Probably the next thing Nissan needs to emphasize is the second car thing.

-agree his commute is outrageous, and with that many miles it better be mostly highway

-agree there is an education gap on both Volt and Leaf

-I do not agree the Leaf is the best car for his needs at this time. He’d need to be very confident in his ability to charge both at work and at home. Maybe the current boss or property management company doesn’t care, but maybe not the next. I think with the unfortunate distances he drives either a Prius or a TDI is a pretty good bet.

-Disagree with your numbers. The TDI’s get way more than 25mpg, especially on the highway. Once broken many people exceed their EPA ratings (which is way more than 25 to begin with).

-the majority of commuters drive around 30-35 miles a day round trip. The Leaf (and Volt) have a lot of room to improve on marketing to the majority of the population, not the minority that it doesn’t work as well for.
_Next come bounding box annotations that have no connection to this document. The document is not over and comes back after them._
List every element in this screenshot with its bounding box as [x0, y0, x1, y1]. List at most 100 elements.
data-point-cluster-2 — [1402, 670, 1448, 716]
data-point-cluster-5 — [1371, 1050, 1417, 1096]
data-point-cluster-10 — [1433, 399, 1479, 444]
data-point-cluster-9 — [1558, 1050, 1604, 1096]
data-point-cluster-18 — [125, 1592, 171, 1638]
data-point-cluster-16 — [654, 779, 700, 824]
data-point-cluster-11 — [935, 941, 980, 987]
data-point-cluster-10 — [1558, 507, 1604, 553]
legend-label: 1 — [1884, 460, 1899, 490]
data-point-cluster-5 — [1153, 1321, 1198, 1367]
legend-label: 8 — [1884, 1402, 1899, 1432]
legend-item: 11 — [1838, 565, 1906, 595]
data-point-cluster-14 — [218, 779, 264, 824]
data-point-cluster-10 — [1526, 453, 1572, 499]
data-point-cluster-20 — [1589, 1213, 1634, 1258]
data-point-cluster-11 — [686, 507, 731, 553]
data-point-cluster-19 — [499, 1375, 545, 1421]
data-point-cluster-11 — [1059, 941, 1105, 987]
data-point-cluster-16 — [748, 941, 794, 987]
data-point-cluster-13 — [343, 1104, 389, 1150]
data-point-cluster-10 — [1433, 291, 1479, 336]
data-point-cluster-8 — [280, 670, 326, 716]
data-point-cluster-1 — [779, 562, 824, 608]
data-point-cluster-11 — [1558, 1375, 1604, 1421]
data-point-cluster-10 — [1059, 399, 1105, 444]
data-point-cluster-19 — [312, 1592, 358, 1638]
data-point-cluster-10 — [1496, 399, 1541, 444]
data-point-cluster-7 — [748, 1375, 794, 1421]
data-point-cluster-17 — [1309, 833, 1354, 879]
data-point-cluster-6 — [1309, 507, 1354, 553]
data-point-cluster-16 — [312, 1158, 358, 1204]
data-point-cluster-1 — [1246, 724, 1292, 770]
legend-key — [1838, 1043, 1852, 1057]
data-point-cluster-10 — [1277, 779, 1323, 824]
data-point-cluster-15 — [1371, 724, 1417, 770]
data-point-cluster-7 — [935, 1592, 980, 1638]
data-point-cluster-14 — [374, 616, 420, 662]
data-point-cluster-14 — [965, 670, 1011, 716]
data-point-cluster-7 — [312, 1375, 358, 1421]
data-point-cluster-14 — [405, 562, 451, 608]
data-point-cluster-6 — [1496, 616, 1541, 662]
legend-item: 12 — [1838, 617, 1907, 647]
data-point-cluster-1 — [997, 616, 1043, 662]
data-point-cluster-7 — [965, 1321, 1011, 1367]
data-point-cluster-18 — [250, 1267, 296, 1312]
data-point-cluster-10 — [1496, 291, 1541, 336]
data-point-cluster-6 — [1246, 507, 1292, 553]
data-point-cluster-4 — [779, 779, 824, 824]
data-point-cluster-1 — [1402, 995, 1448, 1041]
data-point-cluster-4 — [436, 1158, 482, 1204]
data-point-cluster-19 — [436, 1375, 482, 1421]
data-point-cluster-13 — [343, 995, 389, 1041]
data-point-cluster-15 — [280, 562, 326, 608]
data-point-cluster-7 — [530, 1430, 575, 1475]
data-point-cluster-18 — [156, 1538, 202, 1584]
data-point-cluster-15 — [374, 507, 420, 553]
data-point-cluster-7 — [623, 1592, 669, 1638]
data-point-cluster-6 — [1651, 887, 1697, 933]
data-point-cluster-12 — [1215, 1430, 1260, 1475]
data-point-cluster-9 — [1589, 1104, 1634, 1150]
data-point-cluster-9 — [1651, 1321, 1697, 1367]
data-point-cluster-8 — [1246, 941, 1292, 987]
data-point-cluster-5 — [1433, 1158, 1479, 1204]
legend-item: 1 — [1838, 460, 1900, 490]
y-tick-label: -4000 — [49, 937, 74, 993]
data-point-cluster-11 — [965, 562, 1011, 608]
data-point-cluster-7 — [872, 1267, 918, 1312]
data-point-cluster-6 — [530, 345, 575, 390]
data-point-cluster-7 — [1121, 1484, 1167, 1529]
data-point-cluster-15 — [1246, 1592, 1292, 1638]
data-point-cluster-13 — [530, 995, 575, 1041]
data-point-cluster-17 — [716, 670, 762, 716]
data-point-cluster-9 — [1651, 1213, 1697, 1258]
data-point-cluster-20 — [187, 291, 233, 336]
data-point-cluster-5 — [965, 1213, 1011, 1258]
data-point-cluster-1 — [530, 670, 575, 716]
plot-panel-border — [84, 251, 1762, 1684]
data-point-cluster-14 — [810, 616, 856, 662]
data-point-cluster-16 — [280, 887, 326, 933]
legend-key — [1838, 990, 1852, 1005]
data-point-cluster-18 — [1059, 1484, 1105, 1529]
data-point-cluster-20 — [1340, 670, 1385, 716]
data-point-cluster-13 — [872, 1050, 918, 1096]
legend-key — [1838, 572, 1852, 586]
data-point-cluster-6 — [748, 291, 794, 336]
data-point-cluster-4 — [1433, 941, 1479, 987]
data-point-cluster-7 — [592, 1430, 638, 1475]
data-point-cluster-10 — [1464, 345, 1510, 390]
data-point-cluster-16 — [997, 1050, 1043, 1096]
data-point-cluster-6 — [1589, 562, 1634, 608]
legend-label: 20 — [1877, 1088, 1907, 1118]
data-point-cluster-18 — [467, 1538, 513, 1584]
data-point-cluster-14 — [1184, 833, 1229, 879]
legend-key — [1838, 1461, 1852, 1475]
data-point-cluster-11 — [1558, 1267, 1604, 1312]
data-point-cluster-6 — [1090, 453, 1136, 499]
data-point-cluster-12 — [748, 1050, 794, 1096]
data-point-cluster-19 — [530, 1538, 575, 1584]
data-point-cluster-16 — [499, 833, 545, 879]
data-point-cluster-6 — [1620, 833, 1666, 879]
A Leaf driving on the open road – quick clips and comments from drivers, bottom line dollar costs mentioned – focusing on it’s true advantages – great ad. GM marketing take note – Nissan has tee’ed it up for you with the 29 mile daily driving stat. Your last chance – step up and make an ad hit for the Volt or it’s back to the minor leagues. #GMisdrivingaroundincircles

While I agree that GM’s advertising on the Volt has been crap, its worth noting that they are still outselling the Leaf.

Right, but it is relatively close nationwide. I don’t think they can expect to stay in the lead if they don’t do a better job of getting the message out about the Volt’s capabilities if Nissan continues to market better.

EV commercials also command my attention, and I am thankful that they are posted here at Inside EVs. Please keep posting them. I can’t understand why anyone would complain. Unlike on TV, if you don’t want to see them you can just not play them.